Thoughts to Savour

There have been some wonderfully thought-provoking articles out there on the internet lately. Here are a few I really enjoyed:

I can’t remember the last time we went to see a movie in theatre, but these two reviews of Disney’s Cinderella make me think it’d be worthwhile to take my daughter if she were a little older (she’s just 16 months old).
Maleficent vs. Cinderella and the Heroes We Give Our Children: “I am, frankly, astounded that a movie as full of goodness and self-sacrifice, and truth and beauty even exists.”
Charity Has Power and How Disney Didn’t Ruin Cinderella: “And what Cinderella ends up being is a beautiful examination of the strength of virtue–a very unmodern theme.”

Hospitality and the Holy Imagination: this is quite a fascinating look at art from the perspective of hospitality. Yeah, I wondered about that intersection, too, but Zach Franzen explains his idea that artists shouldn’t be self-seeking in a clear and compelling way.

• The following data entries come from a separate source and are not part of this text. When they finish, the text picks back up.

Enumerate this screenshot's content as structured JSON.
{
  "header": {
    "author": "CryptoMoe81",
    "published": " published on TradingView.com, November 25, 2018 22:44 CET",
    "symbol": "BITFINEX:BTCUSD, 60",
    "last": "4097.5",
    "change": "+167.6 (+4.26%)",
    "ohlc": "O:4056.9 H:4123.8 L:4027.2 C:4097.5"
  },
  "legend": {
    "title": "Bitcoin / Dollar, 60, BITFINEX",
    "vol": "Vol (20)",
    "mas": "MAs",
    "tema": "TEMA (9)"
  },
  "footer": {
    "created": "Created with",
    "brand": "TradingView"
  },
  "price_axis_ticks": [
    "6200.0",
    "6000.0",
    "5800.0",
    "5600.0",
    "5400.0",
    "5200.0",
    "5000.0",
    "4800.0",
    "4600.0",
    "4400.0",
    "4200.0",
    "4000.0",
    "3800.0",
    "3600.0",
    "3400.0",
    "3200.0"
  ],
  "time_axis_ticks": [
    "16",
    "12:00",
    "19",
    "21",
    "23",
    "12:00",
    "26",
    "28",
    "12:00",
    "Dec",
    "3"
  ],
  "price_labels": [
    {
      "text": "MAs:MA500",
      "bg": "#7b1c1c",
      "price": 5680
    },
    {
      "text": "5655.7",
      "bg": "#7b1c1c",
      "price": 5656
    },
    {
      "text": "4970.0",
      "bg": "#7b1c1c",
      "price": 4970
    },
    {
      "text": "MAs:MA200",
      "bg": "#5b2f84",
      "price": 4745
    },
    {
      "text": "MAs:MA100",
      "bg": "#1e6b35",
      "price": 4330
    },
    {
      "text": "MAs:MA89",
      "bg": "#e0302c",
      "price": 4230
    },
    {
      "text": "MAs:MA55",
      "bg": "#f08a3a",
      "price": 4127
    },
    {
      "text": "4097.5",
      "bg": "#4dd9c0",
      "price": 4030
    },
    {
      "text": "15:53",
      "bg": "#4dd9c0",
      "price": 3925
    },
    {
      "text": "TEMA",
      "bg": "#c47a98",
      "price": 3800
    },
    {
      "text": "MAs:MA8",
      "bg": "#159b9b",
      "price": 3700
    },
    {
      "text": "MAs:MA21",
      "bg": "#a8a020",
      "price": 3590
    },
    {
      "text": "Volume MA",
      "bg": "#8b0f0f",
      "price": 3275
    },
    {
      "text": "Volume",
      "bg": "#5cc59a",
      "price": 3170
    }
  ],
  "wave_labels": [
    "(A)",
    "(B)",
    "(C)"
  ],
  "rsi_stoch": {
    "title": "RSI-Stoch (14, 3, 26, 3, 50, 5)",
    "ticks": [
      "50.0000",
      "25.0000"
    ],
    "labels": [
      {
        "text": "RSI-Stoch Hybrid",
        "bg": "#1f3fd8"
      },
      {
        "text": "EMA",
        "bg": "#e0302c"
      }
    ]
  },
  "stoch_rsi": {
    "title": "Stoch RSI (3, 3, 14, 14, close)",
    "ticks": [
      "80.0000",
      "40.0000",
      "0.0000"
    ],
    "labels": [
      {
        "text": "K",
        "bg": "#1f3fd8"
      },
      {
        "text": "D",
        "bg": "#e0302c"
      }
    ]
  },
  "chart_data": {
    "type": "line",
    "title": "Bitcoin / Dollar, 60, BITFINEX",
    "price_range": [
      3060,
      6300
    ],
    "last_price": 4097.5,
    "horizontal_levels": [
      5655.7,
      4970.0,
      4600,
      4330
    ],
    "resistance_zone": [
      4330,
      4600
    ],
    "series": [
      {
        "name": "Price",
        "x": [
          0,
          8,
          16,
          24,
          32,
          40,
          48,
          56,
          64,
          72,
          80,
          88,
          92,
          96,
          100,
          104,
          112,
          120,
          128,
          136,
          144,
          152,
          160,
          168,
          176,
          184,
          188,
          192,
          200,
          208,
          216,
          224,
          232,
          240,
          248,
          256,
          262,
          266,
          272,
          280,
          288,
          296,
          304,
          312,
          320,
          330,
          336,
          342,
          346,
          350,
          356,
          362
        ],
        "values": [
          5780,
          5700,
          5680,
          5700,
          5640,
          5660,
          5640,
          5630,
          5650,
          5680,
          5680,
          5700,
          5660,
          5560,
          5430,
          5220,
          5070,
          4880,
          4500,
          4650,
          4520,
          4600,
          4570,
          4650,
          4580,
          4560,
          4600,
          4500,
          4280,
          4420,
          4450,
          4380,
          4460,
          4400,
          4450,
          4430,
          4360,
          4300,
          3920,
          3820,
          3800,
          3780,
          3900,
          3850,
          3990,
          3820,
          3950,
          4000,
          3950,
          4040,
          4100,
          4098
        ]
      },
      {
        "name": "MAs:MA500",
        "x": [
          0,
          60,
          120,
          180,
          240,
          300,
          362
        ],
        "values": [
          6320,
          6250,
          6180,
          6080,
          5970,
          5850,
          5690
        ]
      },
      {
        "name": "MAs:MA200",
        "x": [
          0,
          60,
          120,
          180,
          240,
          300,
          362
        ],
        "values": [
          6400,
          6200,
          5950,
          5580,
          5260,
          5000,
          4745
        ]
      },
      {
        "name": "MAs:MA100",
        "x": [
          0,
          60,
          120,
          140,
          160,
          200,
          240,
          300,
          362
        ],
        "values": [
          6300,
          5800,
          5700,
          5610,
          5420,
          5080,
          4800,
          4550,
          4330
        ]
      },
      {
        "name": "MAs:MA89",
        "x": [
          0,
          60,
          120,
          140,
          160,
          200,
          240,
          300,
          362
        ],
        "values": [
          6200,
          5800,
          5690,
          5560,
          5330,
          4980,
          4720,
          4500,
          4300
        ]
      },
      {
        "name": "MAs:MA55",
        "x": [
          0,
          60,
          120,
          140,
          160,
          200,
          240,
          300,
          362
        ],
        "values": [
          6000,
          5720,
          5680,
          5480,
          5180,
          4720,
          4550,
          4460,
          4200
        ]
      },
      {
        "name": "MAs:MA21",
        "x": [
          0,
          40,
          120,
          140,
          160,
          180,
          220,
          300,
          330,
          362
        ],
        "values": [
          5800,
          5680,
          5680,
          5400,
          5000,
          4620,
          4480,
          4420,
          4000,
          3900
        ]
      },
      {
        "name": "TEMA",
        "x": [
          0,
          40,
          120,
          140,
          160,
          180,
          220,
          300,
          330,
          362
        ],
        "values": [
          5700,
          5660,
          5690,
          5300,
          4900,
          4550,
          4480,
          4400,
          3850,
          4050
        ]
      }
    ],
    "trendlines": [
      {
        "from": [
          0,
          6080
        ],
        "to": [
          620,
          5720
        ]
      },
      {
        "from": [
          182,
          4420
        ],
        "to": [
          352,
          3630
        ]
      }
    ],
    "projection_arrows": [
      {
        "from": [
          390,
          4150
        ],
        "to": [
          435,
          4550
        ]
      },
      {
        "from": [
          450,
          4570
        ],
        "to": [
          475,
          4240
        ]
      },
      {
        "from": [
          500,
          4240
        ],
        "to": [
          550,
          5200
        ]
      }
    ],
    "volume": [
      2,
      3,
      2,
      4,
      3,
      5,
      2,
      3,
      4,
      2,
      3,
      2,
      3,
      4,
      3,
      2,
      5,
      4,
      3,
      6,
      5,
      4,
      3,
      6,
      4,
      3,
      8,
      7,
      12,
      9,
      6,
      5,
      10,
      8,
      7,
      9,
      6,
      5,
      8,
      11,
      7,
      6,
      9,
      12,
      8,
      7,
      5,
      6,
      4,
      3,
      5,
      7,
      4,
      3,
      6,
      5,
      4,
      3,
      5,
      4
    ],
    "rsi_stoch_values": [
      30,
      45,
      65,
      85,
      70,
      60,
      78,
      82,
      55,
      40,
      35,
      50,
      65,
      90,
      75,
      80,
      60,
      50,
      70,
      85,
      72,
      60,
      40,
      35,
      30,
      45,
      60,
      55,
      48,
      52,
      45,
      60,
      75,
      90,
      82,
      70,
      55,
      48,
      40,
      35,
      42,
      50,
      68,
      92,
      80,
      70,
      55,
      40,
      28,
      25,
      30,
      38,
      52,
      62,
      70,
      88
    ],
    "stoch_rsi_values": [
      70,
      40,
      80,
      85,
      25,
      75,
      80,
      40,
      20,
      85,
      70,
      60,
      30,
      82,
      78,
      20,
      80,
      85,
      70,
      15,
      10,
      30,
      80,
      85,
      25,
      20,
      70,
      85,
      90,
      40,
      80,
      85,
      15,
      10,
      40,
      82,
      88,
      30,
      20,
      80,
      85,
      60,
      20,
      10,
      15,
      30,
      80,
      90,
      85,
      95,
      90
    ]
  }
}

Why Fairy Tales are Dangerous: two wonderful reasons to read fairy tales to your children.

An Honest Pen: a short but provocative quote from Anthony Esolen on writing well.


2 thoughts on “Thoughts to Savour

  1. Ruth @ A Great Book Study says:

    Loved that article about fairy tales. Mary Shelley – would you believe it! – was raised on fairy tales. Albert Einstein was a huge supporter of reading fairy tales to children. G.K. Chesterton, too! And I see the results in my own children what happens when they read fairy tales.

    • arenda says:

      I loved that article, too! I had no idea Mary Shelley or Albert Einstein were supporters of reading fairy tales to children. One of my favourite quotes (about fairy tales, that is) is from GK Chesterton, who said – “The baby has known the dragon intimately ever since he had an imagination. What the fairy tale provides for him is a St. George to kill the dragon.” I have found that so true for our kids!